Thursday, February 09, 2012

The Transition To a Service Economy

Walter Russell Mead has a fine essay on the paradigm shift from a farming economy in the 19th century to a manufacturing economy in the 20th, and the current shift to a service economy in the 21st.

In the 19th century the average American ate more food than almost any other person on the planet as measured by caloric intake, but many suffered vitamin and mineral deficiencies due to limited diets. In the 20th century the quality and variety of food greatly increased; Americans ate more meals in restaurants and their restaurants kept getting better. In the 21st century our food will be better still: more hygienically grown, fresher, more nourishing, more attractively presented, incorporating wider varieties of flavoring and so forth.

Mead doesn't view this pessimistically or fatalistically, either:

Many of the dystopian fears about the future that lead people to cling to blue model ideas — and the belief that mass manufacturing employment is the only conceivable model that can provide good living standards — are rooted in this concern that the economy is all about the hard stuff. There are fears that we will transition from a world of well paid steelworkers in secure lifetime jobs to a world of baristas and waiters without money, without respect, and without any kind of security or dignity.
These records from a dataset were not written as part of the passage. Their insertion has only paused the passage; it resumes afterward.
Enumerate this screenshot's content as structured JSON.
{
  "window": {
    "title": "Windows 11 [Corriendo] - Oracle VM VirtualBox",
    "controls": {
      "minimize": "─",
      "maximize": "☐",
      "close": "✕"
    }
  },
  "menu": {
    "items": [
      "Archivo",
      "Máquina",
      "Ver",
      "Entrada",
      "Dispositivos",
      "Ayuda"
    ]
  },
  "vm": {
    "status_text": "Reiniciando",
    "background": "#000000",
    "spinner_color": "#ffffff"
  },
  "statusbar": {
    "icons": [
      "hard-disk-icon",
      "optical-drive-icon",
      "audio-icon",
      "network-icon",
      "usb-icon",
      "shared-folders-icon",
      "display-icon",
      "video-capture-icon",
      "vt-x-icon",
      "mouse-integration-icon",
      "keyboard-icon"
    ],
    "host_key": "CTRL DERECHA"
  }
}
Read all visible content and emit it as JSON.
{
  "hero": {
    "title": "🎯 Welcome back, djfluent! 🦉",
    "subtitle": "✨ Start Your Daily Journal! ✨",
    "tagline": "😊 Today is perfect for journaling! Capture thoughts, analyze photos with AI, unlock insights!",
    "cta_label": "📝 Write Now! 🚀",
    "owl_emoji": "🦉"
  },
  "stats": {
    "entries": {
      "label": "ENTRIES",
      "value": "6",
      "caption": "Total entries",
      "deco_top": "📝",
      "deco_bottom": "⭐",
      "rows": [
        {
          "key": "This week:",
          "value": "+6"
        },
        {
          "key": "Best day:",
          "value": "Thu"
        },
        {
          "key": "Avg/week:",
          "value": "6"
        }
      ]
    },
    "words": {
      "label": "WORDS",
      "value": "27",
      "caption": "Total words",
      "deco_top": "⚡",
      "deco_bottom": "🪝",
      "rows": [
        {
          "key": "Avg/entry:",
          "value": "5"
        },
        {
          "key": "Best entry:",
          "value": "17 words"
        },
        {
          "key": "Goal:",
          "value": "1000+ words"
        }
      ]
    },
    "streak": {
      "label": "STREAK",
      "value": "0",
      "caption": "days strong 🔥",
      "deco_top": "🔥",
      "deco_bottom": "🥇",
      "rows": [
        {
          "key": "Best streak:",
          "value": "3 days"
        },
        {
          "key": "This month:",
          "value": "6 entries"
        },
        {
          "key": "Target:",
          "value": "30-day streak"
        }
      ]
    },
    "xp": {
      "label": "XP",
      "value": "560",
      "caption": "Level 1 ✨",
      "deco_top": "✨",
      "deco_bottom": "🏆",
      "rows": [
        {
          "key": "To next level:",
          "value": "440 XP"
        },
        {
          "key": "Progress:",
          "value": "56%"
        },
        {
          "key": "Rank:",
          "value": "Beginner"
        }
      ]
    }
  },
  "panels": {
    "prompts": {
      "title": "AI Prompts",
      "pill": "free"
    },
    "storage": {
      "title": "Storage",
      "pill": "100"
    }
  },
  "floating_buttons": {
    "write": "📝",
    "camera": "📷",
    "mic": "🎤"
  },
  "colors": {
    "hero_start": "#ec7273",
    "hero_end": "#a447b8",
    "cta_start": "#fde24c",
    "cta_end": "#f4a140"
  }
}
In any case, the new service economy is not just going to be a world of pool boys and pedicurists. It will be a world in which more students get individualized educational counseling from a growing group of education coaches and guides. There will be people who help us manage our technical and information systems: you may have a neighborhood Geek Squad type outfit that not only fixes computers when they go wrong but helps you manage and run all the information-dependent appliances and operations that make your home and life work. More people will work with fitness, nutrition and whole-person health professionals. Many of the services that the very rich enjoy today will be adapted to the needs and the pocketbooks of the middle and lower middle class tomorrow. You may have a life and work coach or agent who helps you manage your ongoing lifetime of learning and recertification as you learn new skills and move into new kinds of work. Many of the consulting services that large companies now have will be available to much smaller enterprises. Busy married couples with two good incomes already live in a cloud of people who help with everything from child care to lawn care; there will be more and more services targeted at this market, and more and more people will earn good livings working with upper income clients who have plenty of money but little time.


Read the whole thing.

1 comment:

Anonymous said...

Yes a manufacturing economy is absolutely necessary. First it is a source of productivity for a service economy and it you don't have it your suppliers will gouge you to death. Second, it is a matter of national security if you need tanks your supplier may not be interested in risking your enemy's ire. Third, there are scientific learnings that gets suspended when you make something off limits. Fourth your offshore mfgr may not share your vision of what needs to be built so there is not expertise for mfg your great idea its gone and on it goes.